+ Jim Newton <[EMAIL PROTECTED]>:
| In the following code i see very different behavior from CMUCL
| and CLISP. Can someone tell me which is the correct behavior?
I am no expert, but I'll wager that CMUCL is right. Let the experts
pick my reasoning apart if they disagree.
| In CMUCL, I see both the primary method being called and also
| the after method. However, from CLISP only the primary method
| seems to be called.
First, off, I think all the package stuff in the example is totally
incidental. Nowhere do I see a potential naming conflict between
symbols here.

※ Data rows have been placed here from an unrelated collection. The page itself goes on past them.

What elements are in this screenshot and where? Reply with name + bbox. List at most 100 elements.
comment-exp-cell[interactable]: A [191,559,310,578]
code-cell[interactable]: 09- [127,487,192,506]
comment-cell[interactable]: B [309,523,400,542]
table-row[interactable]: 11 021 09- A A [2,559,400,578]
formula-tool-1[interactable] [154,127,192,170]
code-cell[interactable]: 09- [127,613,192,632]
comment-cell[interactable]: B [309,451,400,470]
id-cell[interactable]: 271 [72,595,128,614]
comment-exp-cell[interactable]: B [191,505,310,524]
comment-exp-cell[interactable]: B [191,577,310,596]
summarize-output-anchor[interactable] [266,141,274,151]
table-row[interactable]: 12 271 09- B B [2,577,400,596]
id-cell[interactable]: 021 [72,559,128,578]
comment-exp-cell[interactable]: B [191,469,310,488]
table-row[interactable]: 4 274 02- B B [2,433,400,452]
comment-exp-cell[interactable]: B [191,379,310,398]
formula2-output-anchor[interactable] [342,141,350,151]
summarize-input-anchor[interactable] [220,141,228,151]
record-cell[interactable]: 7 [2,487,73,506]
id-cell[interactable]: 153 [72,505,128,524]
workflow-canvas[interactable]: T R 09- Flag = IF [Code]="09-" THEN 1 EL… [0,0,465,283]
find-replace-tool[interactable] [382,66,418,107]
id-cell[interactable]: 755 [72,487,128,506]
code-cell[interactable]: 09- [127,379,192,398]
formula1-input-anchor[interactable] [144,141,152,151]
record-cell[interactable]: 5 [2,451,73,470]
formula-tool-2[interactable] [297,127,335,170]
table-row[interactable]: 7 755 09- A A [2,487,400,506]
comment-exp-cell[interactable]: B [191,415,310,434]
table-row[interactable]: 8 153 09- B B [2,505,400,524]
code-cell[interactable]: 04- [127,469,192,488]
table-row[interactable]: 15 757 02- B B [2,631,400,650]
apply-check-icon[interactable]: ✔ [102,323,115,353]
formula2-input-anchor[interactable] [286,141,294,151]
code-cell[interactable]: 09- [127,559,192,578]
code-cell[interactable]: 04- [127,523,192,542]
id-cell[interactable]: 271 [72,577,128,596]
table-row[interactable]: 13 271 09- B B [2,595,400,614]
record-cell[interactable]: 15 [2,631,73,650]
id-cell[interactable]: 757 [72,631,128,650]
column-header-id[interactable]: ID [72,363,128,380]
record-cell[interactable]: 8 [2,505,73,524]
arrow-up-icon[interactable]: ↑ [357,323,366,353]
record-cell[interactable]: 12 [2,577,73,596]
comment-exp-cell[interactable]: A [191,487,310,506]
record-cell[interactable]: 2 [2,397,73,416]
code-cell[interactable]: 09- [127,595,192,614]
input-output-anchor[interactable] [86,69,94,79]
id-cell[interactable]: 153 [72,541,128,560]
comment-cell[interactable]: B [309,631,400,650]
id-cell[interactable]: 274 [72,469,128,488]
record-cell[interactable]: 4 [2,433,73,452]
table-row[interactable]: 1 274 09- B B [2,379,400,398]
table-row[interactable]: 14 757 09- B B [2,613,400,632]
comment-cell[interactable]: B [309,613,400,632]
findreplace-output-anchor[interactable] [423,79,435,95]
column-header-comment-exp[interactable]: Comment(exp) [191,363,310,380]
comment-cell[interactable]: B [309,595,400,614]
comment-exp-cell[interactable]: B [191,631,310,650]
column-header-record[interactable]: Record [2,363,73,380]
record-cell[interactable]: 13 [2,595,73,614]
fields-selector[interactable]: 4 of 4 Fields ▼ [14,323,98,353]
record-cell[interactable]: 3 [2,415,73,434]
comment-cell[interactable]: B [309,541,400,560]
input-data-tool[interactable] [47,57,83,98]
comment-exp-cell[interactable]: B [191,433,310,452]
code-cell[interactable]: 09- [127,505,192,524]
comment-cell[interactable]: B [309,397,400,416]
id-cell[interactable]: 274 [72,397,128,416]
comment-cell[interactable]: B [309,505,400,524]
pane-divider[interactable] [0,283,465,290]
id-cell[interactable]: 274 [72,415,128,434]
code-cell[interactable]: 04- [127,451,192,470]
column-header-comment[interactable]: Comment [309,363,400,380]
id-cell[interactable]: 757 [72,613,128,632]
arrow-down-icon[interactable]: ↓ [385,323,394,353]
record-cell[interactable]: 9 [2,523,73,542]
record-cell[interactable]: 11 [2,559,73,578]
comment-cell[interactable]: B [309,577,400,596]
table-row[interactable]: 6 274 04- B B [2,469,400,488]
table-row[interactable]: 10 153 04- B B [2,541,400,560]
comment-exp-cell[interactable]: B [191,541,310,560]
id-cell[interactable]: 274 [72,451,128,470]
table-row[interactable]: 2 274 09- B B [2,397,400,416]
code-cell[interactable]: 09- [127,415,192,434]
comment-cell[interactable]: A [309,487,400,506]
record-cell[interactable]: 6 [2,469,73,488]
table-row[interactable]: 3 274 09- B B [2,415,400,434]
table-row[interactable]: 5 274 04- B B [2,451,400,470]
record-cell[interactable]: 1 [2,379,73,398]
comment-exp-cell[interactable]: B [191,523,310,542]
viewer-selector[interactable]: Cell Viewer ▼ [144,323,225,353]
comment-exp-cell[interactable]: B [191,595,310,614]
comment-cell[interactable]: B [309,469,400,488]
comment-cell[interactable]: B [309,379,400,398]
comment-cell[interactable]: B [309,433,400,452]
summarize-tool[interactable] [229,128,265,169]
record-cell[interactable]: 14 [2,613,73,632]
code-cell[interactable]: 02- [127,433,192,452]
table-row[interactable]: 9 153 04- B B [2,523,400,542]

So, stripped to essentials, the example is
| (defclass mixin-foo nil nil)
| (defclass class-foo (mixin-foo) nil)
| (defgeneric fun (x))
| (defmethod fun ((x class-foo)) ...)
|
| (defclass class-bar nil nil)
| (defmethod fun :after ((x class-bar)) ...)
|
| ;; redefine class class-foo
| (defclass mixin-foo (class-bar) nil)
|
| (fun (make-instance 'class-foo))
So before the redifinition, the class hiearchy is
mixin-foo
class-foo <-- primary fun method applicable
class-bar <-- :after fun method applicable
while afterwards, it is
class-bar <-- :after fun method applicable
mixin-foo
class-foo <-- primary fun method applicable
I think the following extract from CLHS, about defclass, is pertinent:
If a class with the same proper name already exists and that class
is an instance of standard-class, and if the defclass form for the
definition of the new class specifies a class of class
standard-class, the existing class is redefined, and instances of it
(and its subclasses) are updated to the new definition at the time
that they are next accessed. For details, see Section 4.3.6
(Redefining Classes).
Section 4.3.6 only specifies what happens to :reader, :writer or
:accessor methods, not what happens to user supplied methods. But
surely, in that case removing such methods seems unwarranted. Also,
Redefining a class modifies the existing class object to reflect the
new class definition; it does not create a new class object for the
class.
This indicates to me very strongly that any methods defined before the
change will not only still be there, but they will be applicable to
the redefined class, since the class object really is the same. And
so, presumably, the associated type is still the same.